Another important guideline: be suspicious of very advantageous prices, sites that do not offer telephone assistance, products with misspellings in their description, lack of information on delivery times and so on. See more online shopping guidelines here.

Be careful adding new friends

For someone with malicious intent, simply knowing that you are online can be important information. So, avoid adding people you don’t know to instant messaging services (like WhatsApp and Telegram) or social networks.

When adding someone you know, but have little intimacy, it is recommended to check if the service has settings that allow you to define which contacts can access certain information in your account, such as photo albums.

Be extra careful when using public computers

You should avoid using services that require login on public computers as much as possible (from school, college, library, airport, hotel, etc.), but, if it is unavoidable, pay attention to the following:

»Avoid leaving files with your information on the machine, for example, an academic paper that has your data. In the case of very important documents, it is recommended to use passwords whenever possible. This guidance is even useful to keep the information confidential if you lose the external hard drive or the USB stick that stores the file;

»Make sure that the web browser is not programmed to save passwords automatically.
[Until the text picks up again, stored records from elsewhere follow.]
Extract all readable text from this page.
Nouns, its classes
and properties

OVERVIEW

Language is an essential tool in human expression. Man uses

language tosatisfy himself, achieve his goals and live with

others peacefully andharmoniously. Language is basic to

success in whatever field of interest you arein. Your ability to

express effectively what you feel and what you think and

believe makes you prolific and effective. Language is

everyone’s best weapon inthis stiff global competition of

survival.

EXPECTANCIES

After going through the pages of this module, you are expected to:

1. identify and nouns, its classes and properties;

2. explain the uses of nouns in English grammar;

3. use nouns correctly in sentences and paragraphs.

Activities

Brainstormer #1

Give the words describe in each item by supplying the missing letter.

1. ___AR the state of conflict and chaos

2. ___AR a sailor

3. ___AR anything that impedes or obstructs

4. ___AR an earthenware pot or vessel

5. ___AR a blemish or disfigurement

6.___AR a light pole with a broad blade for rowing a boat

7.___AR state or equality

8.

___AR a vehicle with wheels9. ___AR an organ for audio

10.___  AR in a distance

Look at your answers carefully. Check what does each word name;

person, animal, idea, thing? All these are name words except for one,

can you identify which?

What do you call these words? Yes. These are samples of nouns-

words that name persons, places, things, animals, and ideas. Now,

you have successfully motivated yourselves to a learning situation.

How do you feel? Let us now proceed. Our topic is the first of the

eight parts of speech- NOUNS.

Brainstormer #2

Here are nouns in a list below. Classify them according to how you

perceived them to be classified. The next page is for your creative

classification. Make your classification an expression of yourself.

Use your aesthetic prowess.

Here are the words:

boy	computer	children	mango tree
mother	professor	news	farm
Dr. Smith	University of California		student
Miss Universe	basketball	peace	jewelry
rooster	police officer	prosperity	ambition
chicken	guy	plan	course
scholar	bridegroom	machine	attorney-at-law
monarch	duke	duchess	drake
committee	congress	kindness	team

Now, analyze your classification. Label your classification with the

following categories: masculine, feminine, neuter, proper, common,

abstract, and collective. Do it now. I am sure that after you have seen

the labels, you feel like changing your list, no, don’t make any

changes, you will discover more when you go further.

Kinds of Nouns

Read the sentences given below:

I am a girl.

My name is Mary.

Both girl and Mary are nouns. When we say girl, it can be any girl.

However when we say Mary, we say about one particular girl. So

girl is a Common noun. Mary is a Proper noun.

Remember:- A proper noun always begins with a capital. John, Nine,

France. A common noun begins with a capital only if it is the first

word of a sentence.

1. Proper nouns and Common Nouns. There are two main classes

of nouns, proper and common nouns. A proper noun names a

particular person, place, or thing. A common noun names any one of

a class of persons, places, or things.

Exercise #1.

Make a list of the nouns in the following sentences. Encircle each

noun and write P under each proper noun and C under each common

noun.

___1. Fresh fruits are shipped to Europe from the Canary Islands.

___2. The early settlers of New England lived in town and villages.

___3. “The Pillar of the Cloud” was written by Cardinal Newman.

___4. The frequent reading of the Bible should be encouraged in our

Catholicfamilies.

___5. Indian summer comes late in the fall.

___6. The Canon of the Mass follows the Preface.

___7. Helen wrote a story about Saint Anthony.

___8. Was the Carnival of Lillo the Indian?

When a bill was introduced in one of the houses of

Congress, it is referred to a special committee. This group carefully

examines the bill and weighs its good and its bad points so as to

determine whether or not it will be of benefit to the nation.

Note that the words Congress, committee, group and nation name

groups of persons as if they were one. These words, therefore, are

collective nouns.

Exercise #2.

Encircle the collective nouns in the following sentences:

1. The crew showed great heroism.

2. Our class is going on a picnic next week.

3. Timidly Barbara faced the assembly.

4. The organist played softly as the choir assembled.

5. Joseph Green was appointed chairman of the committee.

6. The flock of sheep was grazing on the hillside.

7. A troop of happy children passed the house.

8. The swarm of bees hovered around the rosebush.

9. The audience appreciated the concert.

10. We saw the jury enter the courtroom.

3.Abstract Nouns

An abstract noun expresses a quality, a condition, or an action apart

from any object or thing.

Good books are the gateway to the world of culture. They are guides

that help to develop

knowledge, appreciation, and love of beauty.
If the browser (or the website) asks you if you want it to keep your password, click No or equivalent;

»After accessing e-mail services, social networks or any page you are logged in to, use the link / button named Close, Logoff, Logout, Exit or any other that serves to end your use. It is not recommended to simply close the internet browser, as it can keep your login information for some time, even when in disuse.

»Currently, the main internet browsers offer a private browsing mode (InPrivate in Internet Explorer, Incognito Window in Google Chrome and so on). It is a good idea to make use of this option, as the feature does not leave “traces” of your navigation, being especially useful on public computers.

Avoid public Wi-Fi networks

Wi-Fi networks are everywhere: restaurants, shopping malls, road buses, hospitals, stores and so on. But the less you use these networks, the better. This is because it is perfectly possible to track or collect navigation data through them.

In addition, some public Wi-Fi networks require registration or check-in on Facebook. The data from these actions can be used for obscure purposes.

So whenever possible, give preference to a 3G or 4G data plan for your cell phone.

Use a vpn

Using a vpn or a privacy focused browser like tor can be of great value to hide your location and encrypt comunications.

Read also: Tor vs VPN

The bottom line

Not that it is necessary to be “paranoid” with the security and confidentiality of your information on the internet, but there is little care, so stay informed and don’t limit yourself to the tips given here.

It is important not only to take precautions, but also to guide friends and relatives about the risks that exist on the internet, especially when you notice that someone close to you is overexposing yourself.

Such care may seem tedious or irrelevant, but they are simple and easily assimilated procedures in everyday life. Believe me: if put into practice, these guidelines will certainly help you avoid privacy-related inconveniences.